J’ai bien cherché quelque chose d’intelligent ou d’incroyable à raconter en ce 250ème jour en Finlande, mais que voulez vous, il faut croire qu’on vit toujours une vie plutôt banale de Français à l’étranger.

Le fait de vivre dans un autre pays nous enjoint à toujours aller vers la nouveauté, voir plus, pour avoir une vue la plus exhaustive possible du pays, et j’ai parfois l’impression qu’un « on » indéfini attend de nous d’en profiter un maximum, dans une course au paysage et à l’expérience. Cependant la majorité du temps, la vie ici est simplement la vie.

Entendez, réveil à 7h tous les matins mais levé fastidieux à 7h30, pour un départ à 8h. Puis pêle-mêle, selon les jours, l’école, le travail, les repas, les courses, le ménage, la piscine, les devoirs, le parc, les copains à droite à gauche.

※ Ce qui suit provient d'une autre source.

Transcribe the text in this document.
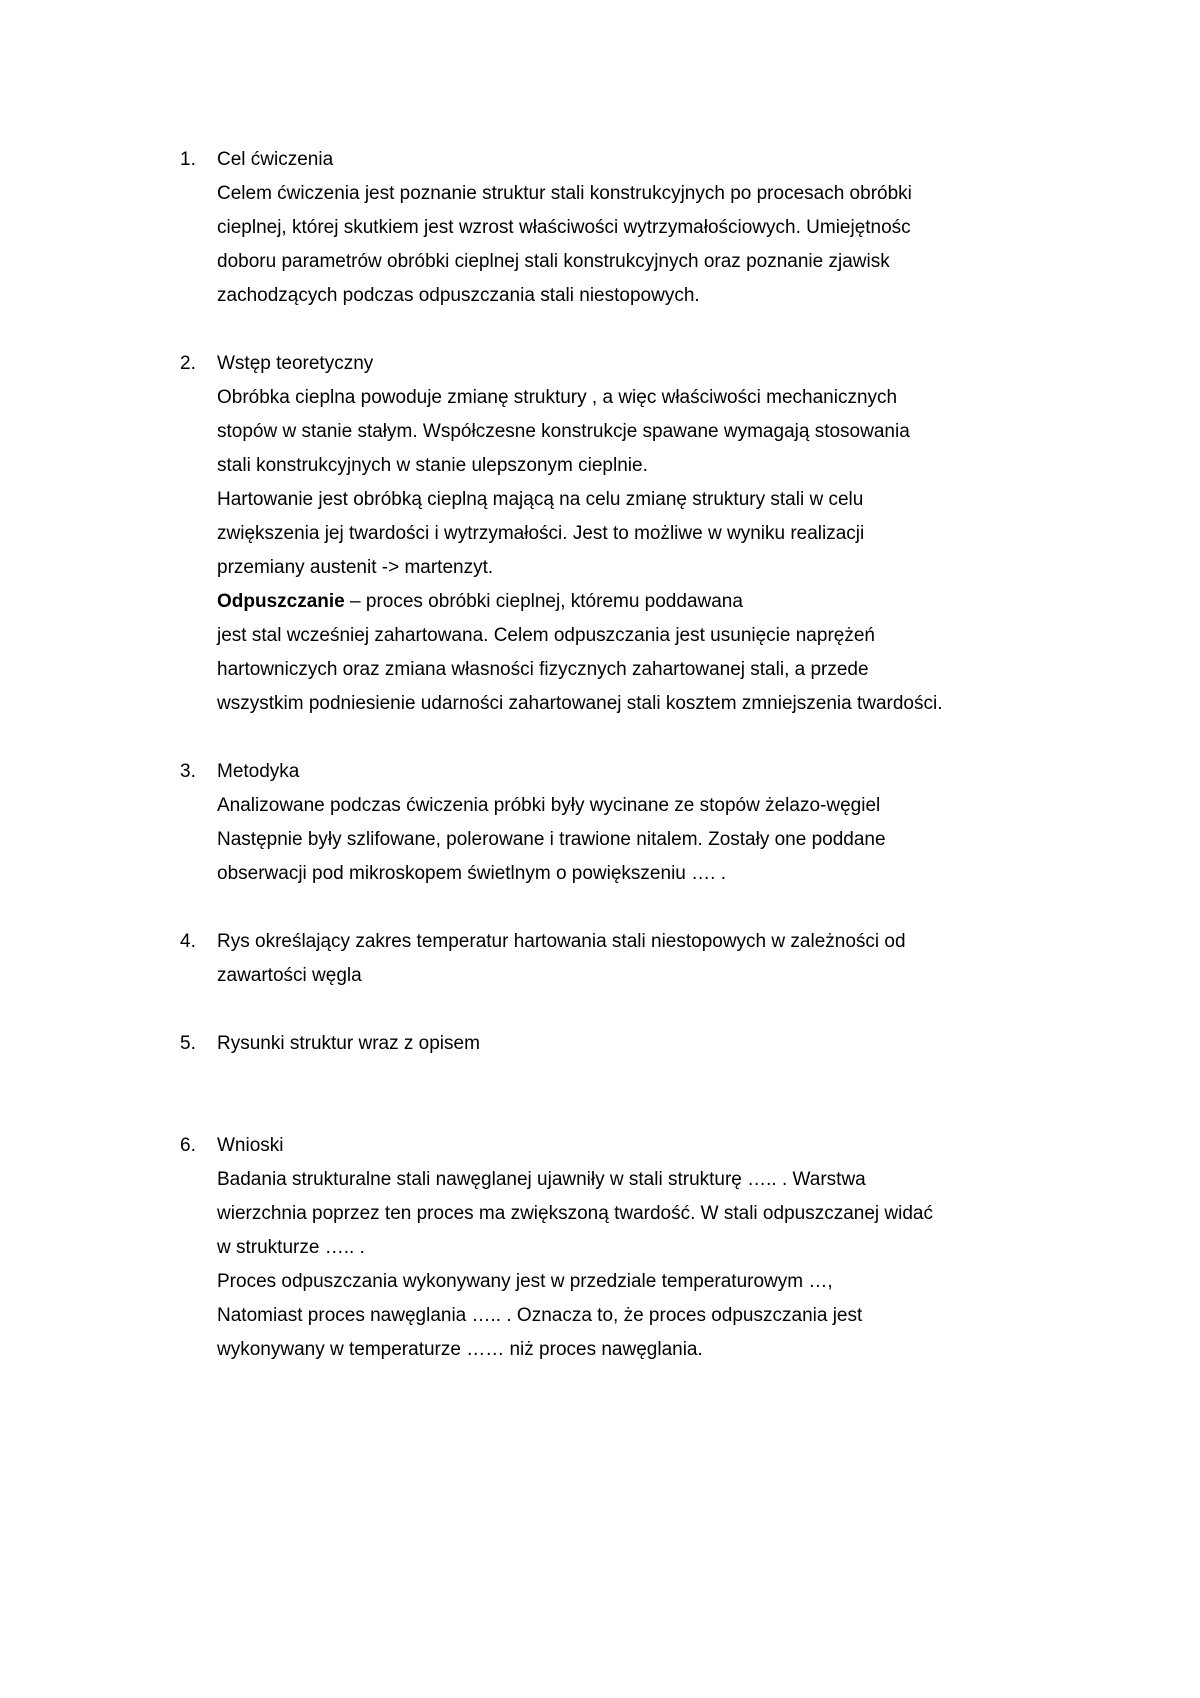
1.	Cel ćwiczenia
Celem ćwiczenia jest poznanie struktur stali konstrukcyjnych po procesach obróbki
cieplnej, której skutkiem jest wzrost właściwości wytrzymałościowych. Umiejętnośc
doboru parametrów obróbki cieplnej stali konstrukcyjnych oraz poznanie zjawisk
zachodzących podczas odpuszczania stali niestopowych.
2.	Wstęp teoretyczny
Obróbka cieplna powoduje zmianę struktury , a więc właściwości mechanicznych
stopów w stanie stałym. Współczesne konstrukcje spawane wymagają stosowania
stali konstrukcyjnych w stanie ulepszonym cieplnie.
Hartowanie jest obróbką cieplną mającą na celu zmianę struktury stali w celu
zwiększenia jej twardości i wytrzymałości. Jest to możliwe w wyniku realizacji
przemiany austenit -> martenzyt.
Odpuszczanie – proces obróbki cieplnej, któremu poddawana
jest stal wcześniej zahartowana. Celem odpuszczania jest usunięcie naprężeń
hartowniczych oraz zmiana własności fizycznych zahartowanej stali, a przede
wszystkim podniesienie udarności zahartowanej stali kosztem zmniejszenia twardości.
3.	Metodyka
Analizowane podczas ćwiczenia próbki były wycinane ze stopów żelazo-węgiel
Następnie były szlifowane, polerowane i trawione nitalem. Zostały one poddane
obserwacji pod mikroskopem świetlnym o powiększeniu …. .
4.	Rys określający zakres temperatur hartowania stali niestopowych w zależności od
zawartości węgla
5.	Rysunki struktur wraz z opisem
6.	Wnioski
Badania strukturalne stali nawęglanej ujawniły w stali strukturę ….. . Warstwa
wierzchnia poprzez ten proces ma zwiększoną twardość. W stali odpuszczanej widać
w strukturze ….. .
Proces odpuszczania wykonywany jest w przedziale temperaturowym …,
Natomiast proces nawęglania ….. . Oznacza to, że proces odpuszczania jest
wykonywany w temperaturze …… niż proces nawęglania.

De temps en temps il arrive qu’une interaction frustrante assombrisse un peu la journée, car c’est un semblant de petite conversation de tout et de rien (a-t-on une traduction de small talk en français ?), qui se passe en finnois, et à laquelle on ne comprend pas grand chose, et pour laquelle on n’ose pas trop dire à la fin qu’en fait « sorry I don’t speak finnish ». C’est comme si Madame Michu dans la rue vous disait: « il fait beau aujourd’hui, ça fait du bien, et puis j’aime bien voir vos enfants courir et jouer à chat », et qu’après avoir acquiescé vous lui disiez que vous n’avez pas compris (ou pire, vous lui répondez : « moi aussi j’aime la salade » par exemple). La spontanéité est perdue, alors souvent, je dis okay avec les yeux et je continue mon chemin. Voilà, parfois c’est ce qui fait la différence entre une journée ici, et une journée en France.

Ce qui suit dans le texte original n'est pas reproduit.